反コンパオレ派は、この象徴的裁判にコンパオレ氏が参加しないことはあり得ない、と抗議を強める。今国民に必要なのは、国民の和解と再統合で、そのためには法廷で裁かなければならない、というのがその主張。不処罰のことを'impunité'という。'impunité'は次なる犯罪行為を誘発する。だから裁かれなければならないのだ。

しかし弁護側は「勝者による魔女狩り。公平性も蓋然性もない裁判」と述べる。これまで、アフリカの歴史では、政権交代ののち、権力の側が旧体制を裁くという構図がしばしば繰り返されてきた。わがコートジボワールの問題はまさにこれにあたる。

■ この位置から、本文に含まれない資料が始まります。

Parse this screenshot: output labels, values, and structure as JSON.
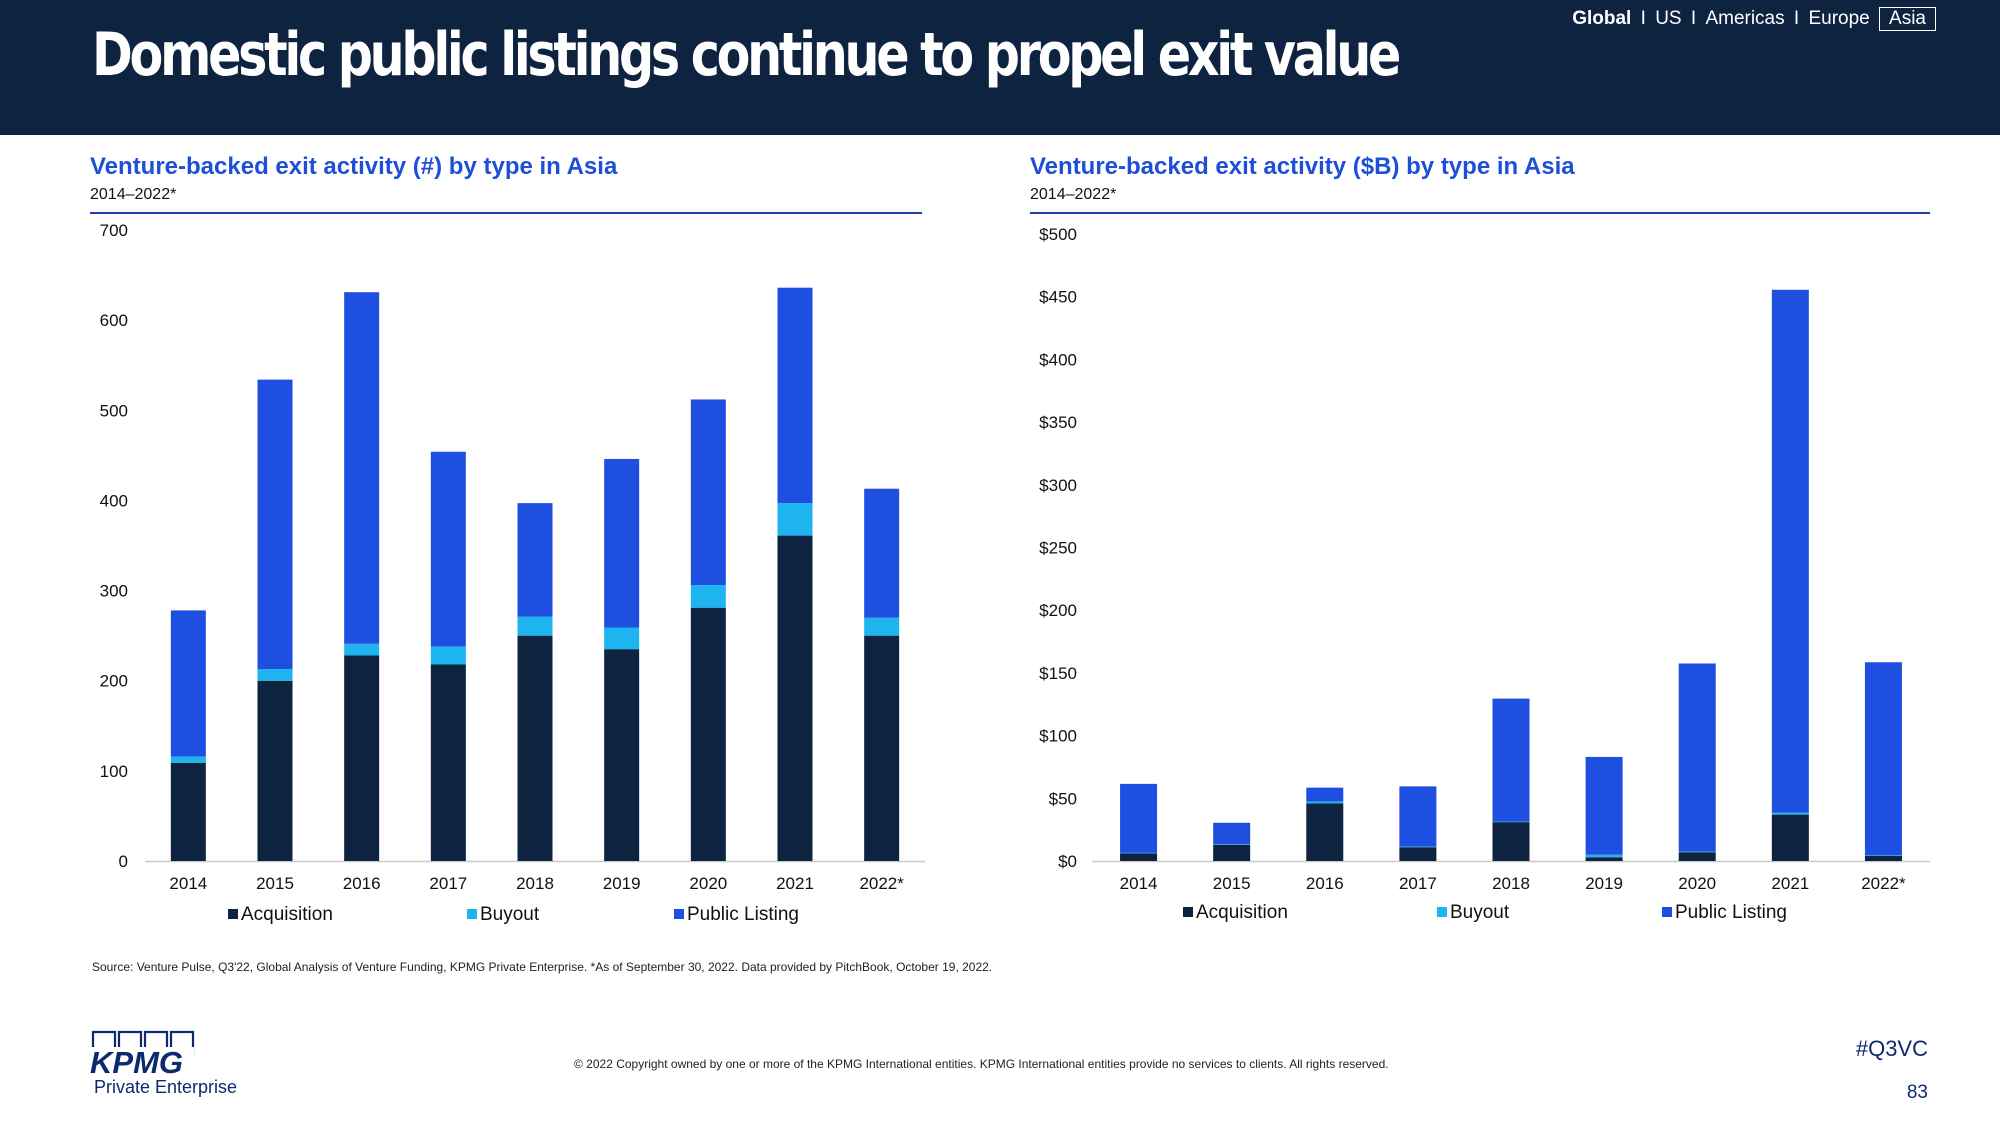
{
  "title": "Domestic public listings continue to propel exit value",
  "nav": {
    "global": "Global",
    "sep": "I",
    "us": "US",
    "americas": "Americas",
    "europe": "Europe",
    "asia": "Asia"
  },
  "colors": {
    "header_bg": "#0d2340",
    "acquisition": "#0d2340",
    "buyout": "#1eb4f0",
    "public_listing": "#1f4fe0",
    "title_blue": "#1f4fd8"
  },
  "chart_data": [
    {
      "type": "bar",
      "stacked": true,
      "title": "Venture-backed exit activity (#) by type in Asia",
      "subtitle": "2014–2022*",
      "categories": [
        "2014",
        "2015",
        "2016",
        "2017",
        "2018",
        "2019",
        "2020",
        "2021",
        "2022*"
      ],
      "series": [
        {
          "name": "Acquisition",
          "color": "#0d2340",
          "values": [
            109,
            200,
            228,
            218,
            250,
            235,
            281,
            361,
            250
          ]
        },
        {
          "name": "Buyout",
          "color": "#1eb4f0",
          "values": [
            7,
            13,
            13,
            20,
            21,
            24,
            25,
            36,
            20
          ]
        },
        {
          "name": "Public Listing",
          "color": "#1f4fe0",
          "values": [
            162,
            321,
            390,
            216,
            126,
            187,
            206,
            239,
            143
          ]
        }
      ],
      "yticks": [
        "0",
        "100",
        "200",
        "300",
        "400",
        "500",
        "600",
        "700"
      ],
      "ylim": [
        0,
        700
      ],
      "legend": "bottom"
    },
    {
      "type": "bar",
      "stacked": true,
      "title": "Venture-backed exit activity ($B) by type in Asia",
      "subtitle": "2014–2022*",
      "categories": [
        "2014",
        "2015",
        "2016",
        "2017",
        "2018",
        "2019",
        "2020",
        "2021",
        "2022*"
      ],
      "series": [
        {
          "name": "Acquisition",
          "color": "#0d2340",
          "values": [
            6,
            13,
            46,
            11,
            31,
            3,
            7,
            37,
            4
          ]
        },
        {
          "name": "Buyout",
          "color": "#1eb4f0",
          "values": [
            0.5,
            0.5,
            1.5,
            0.5,
            0.5,
            2,
            0.5,
            1.5,
            0.5
          ]
        },
        {
          "name": "Public Listing",
          "color": "#1f4fe0",
          "values": [
            55,
            17,
            11,
            48,
            98,
            78,
            150,
            417,
            154
          ]
        }
      ],
      "yticks": [
        "$0",
        "$50",
        "$100",
        "$150",
        "$200",
        "$250",
        "$300",
        "$350",
        "$400",
        "$450",
        "$500"
      ],
      "ylim": [
        0,
        500
      ],
      "legend": "bottom"
    }
  ],
  "footer": {
    "source": "Source: Venture Pulse, Q3'22, Global Analysis of Venture Funding, KPMG Private Enterprise. *As of September 30, 2022. Data provided by PitchBook, October 19, 2022.",
    "copyright": "© 2022 Copyright owned by one or more of the KPMG International entities. KPMG International entities provide no services to clients. All rights reserved.",
    "logo_text": "KPMG",
    "logo_sub": "Private Enterprise",
    "hashtag": "#Q3VC",
    "page": "83"
  }
}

真実は明らかにされるべき。しかし真実が必ずしも和解と平和をもたらすわけではない、というのもアフリカの歴史が語っている。難しいところだ。


もとを正せば現政権にもコンパオレ政権下で甘い汁を吸ってきた権力者もいる、そんな指摘もある。クリスチャン・カボレ現大統領も、2012年までコンパオレ政権を支えた「民主主義と進歩のための議会」(CDP)党首だった。直前に寝返って裁く側にいるのはどうなのか。そんな声もある。


コンパオレの失墜により、開けられたパンドラの箱がもう一つある。それは1987年10月15日、トマ・サンカラ前大統領の暗殺だ。この事件には、クーデターで政権を奪取したコンパオレ自身も絡んでいるとされ、実際彼自身により公判はブロックされてきた。政権崩壊後の2015年に16人に対する予審がスタートし、コンパオレ氏自身と、側近の前述将校、ディエンデレ将官もここに含まれている。逝去後30周年の今年、審理の行方はサンカラ派のみならず、多くの国民に見つめられている。


国民革命をめぐる惨事の重要裁判、罪状差し違いのままの開廷、そしてコンパオレ氏の不在。しかしこのままでは、どちらの派閥にとっても満足のいく解決とはならない、との危惧も指摘される。はたして、歴史の禍根は精算に向かっているのだろうか?